Classes wrapped up at Kodiak College last week, marking the end of the first year of the Alutiiq Studies Program.
The program joined the college curriculum last fall and offered classroom and distance learning courses in Alutiiq Language and culture. John Beale is the data collection and distance learning technician for the program, and said its first year faired well with student interest and community support.

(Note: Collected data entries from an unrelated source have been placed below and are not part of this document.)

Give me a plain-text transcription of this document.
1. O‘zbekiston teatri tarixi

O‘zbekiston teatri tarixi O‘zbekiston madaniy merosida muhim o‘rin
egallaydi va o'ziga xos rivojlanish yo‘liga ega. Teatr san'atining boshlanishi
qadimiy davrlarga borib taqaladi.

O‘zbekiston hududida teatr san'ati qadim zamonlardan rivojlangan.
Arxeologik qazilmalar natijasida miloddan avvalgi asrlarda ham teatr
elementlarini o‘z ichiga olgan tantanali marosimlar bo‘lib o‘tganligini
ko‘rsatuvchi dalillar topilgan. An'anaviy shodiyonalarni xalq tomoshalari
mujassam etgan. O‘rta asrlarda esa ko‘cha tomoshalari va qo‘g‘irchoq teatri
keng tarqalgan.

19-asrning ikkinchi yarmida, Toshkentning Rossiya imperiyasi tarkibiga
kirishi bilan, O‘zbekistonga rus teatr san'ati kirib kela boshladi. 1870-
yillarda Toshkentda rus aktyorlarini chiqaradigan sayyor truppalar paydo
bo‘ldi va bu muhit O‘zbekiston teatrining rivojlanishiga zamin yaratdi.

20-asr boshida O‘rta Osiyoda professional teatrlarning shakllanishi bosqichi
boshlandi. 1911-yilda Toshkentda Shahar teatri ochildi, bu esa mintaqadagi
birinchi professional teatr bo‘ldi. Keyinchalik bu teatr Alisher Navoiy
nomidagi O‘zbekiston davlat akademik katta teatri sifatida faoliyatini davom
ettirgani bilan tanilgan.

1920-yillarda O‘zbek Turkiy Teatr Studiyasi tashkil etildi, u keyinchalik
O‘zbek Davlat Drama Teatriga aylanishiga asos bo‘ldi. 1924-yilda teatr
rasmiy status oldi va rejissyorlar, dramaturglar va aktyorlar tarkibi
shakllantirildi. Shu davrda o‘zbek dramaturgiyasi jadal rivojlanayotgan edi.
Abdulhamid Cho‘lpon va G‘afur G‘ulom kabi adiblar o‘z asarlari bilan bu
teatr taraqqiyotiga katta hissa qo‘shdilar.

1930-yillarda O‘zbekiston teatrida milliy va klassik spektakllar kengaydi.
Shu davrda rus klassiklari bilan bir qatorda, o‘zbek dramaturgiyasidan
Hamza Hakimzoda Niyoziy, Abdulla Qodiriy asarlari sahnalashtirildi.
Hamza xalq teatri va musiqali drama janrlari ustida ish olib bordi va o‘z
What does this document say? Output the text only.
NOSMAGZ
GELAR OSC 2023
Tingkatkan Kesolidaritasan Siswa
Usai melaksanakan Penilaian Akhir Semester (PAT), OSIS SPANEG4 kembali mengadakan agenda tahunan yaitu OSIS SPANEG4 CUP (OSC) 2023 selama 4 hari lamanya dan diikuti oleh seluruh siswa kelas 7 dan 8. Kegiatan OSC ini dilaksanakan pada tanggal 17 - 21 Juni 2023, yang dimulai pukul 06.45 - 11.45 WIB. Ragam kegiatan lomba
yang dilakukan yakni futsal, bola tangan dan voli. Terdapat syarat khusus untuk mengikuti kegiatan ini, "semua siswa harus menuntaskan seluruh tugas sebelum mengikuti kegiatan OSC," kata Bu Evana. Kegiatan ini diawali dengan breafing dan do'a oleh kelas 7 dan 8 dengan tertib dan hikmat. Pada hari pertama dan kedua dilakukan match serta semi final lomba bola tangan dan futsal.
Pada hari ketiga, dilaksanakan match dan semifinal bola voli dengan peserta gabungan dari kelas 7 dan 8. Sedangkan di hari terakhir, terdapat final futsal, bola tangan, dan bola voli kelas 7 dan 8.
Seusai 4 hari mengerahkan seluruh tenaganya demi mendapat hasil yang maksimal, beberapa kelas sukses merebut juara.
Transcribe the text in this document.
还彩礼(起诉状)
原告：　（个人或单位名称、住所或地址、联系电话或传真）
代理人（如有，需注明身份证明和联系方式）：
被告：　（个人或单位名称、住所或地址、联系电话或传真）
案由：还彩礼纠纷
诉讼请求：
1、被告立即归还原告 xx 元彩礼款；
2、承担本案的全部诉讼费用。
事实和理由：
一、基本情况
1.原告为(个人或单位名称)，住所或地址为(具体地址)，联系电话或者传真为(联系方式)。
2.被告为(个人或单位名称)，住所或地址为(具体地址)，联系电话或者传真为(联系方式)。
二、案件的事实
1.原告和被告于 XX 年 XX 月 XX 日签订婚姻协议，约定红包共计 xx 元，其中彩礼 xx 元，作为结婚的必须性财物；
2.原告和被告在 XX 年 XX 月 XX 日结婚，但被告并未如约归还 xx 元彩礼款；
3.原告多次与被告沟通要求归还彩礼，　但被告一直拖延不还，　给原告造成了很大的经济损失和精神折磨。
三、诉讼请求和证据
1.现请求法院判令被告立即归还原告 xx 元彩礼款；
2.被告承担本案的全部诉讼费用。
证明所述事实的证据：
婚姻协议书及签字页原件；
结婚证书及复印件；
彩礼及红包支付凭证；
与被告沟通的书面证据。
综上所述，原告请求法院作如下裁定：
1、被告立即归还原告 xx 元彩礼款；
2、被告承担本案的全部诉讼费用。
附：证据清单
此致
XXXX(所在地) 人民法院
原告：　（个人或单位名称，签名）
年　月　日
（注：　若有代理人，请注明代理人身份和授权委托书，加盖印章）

“It’s looking good. I mean, we’re at baby steps at the moment. Our grant is teaching, not only an in class, but a hybrid distance class, which is something not many colleges are doing," Beale said. "It enables us to teach a class and distance students simultaneously. We’ve had students as far away as Finland, Thailand, we’ve got several students down in Oregon, California, and then in the villages in Alaska that we’re managing to reach all online at the same time and include them in classroom activities via a video conference link.”
The program is funded through a five year Title III federal grant from the Department of Education. Under the grant, Beale said there are various requirements the college must meet each year. For instance, this year the college was asked to provide multilingual and educational signage throughout the buildings and campus. Beale said they did that, and even added lamppost banners, which were installed last week.
“We wanted to put some lamppost banners up that reflected the Alutiiq influence on Alaska Native heritage here in Kodiak,” he said.
Twenty-six banners went up on 13 lampposts, and feature Alutiiq Dancers, artifacts, Russian Orthodox Churches and other images culturally relevant to Kodiak. Some of the banners were designed by the program’s project director, Alisha Drabek.
Beale said the college will now look to other projects within the grant, like providing more spaces for the program.
“We provided one space already with our Alutiiq Studies and Support Room, which is like our tuition room which is upstairs in the campus center. And we’re also going to provide what we’re going to call a gathering space, which is going to be a larger room where we can have bigger meetings, Alutiiq Dancer performances and drummers."
He said they’ll do a few renovations to make it a more distinct space for the Alutiiq Studies Program.
Beale said the past year was a lot of work to set up, but they’ve built a foundation for growth. He said he hopes student enrollment continues to climb and more faculty and staff can be hired in the semesters to come.